Yth MUI Lampung. Saya sudah terlanjur meninggalkan salat wajib bertahun-tahun. Bisakah saya mengqadha-nya.
Penulis: Eka Ahmad Sholichin | Editor: soni
Laporan Reporter Tribun Lampung Eka Solihin
TRIBUNLAMPUNG.CO.ID - Yth MUI Lampung. Saya sudah terlanjur meninggalkan salat wajib bertahun-tahun. Bisakah saya mengqadha-nya. Kalau bisa bagaimana caranya? Terima kasih penjelasannya.
Pengirim: +6285367778xxx
Hukumnya Wajib Diqadha
Bagi orang yang meninggalkan salat baik lupa atau disengaja hukumnya menurut mayoritas ulama salat yang ditinggalkan tersebut wajib diqadha. Ini berdasarkan hadits Nabi Muhammad SAW:
Artinya: Barang siapa tidak melaksanakan salat karena lupa maka segeralah dia salat kalau sudah ingat. (Muttafaq alaih).
Dalam hadits tersebut yang dimaksudkan adalah orang yang lupa.
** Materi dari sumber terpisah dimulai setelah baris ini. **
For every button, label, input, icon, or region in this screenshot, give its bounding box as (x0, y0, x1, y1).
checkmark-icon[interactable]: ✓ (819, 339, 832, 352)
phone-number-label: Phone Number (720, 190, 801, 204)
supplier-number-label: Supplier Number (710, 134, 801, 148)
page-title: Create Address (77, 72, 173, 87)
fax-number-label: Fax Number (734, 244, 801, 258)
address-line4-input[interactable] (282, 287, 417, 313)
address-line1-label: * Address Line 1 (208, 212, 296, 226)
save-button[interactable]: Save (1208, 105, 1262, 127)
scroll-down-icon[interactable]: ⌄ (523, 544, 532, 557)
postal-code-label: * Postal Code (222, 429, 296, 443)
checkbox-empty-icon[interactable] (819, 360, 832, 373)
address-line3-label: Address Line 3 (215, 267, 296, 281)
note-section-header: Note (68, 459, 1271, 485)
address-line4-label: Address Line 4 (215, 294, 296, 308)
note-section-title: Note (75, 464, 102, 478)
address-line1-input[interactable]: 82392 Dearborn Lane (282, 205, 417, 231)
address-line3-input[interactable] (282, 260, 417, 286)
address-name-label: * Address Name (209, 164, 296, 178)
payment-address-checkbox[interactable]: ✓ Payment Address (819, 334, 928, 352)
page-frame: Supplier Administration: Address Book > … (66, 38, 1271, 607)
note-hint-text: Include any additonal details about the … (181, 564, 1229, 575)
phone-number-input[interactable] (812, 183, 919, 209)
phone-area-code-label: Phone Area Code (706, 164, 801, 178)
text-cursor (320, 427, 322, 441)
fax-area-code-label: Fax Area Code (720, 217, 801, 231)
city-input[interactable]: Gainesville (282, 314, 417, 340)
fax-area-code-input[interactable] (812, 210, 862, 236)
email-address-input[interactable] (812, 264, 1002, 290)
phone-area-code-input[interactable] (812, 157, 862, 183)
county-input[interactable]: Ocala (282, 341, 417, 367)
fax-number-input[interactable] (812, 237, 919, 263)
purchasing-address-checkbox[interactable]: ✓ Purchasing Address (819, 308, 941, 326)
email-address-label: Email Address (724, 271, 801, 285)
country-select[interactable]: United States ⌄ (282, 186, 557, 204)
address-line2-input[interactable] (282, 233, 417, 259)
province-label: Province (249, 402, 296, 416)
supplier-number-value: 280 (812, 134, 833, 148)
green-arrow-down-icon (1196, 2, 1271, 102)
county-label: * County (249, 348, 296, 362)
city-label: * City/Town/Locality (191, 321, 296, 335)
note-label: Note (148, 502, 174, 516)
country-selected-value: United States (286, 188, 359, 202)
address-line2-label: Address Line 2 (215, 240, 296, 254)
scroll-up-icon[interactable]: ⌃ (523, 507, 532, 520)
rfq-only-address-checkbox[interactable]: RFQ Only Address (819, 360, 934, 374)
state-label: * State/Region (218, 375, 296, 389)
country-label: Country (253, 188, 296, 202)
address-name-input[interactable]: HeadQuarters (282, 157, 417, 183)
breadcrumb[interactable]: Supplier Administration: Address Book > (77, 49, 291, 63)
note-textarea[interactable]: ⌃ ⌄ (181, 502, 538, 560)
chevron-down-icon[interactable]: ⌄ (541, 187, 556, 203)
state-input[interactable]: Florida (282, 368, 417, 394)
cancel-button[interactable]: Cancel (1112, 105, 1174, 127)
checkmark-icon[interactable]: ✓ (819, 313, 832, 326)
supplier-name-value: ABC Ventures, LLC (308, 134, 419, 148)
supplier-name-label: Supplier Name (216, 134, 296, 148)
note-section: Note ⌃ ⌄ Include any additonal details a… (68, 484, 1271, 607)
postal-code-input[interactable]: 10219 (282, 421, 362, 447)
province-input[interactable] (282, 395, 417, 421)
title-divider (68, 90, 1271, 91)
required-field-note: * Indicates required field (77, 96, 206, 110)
Kemudian bagaimana dengan orang yang dengan sengaja meninggalkan salat?
Imam Ibn Hajar dalam Fathul Bari juz 2 hal. 71 mengatakan;
Artinya; sebagian ulama berpendapat bahwa wajib qadha bagi orang yang meninggalkan salat dengan sengaja diambil dari kata "lupa" karena yang dimaksud lupa dalam hal ini adalah meninggalkan salat baik itu karena lupa atau sadar.
Imam An-Nawawi dalam kitab Al-Majmu’ Syarh Al-Muhadzdzab Juz 3 hal. 68 mengatakan;ِ
Artinya : Para ulama mu’tabar telah sepakat, bahwa barangsiapa meninggalkan salat secara sengaja, maka ia harus meng-qadha (menggantinya).
Sedangkan cara qadho-nya adalah dikerjakan seperti salat yang ditinggalkan, salat magrib 3 rekaat, subuh 2 rekaat dan isya, dhuhur, asar 4 rekaat.
Sedangkan waktunya tidak harus disesuaikan dengan salat yang ditinggalkan, seperti diperbolehkan mengqadha salat dzuhur dikerjakan pada waktu malam hari.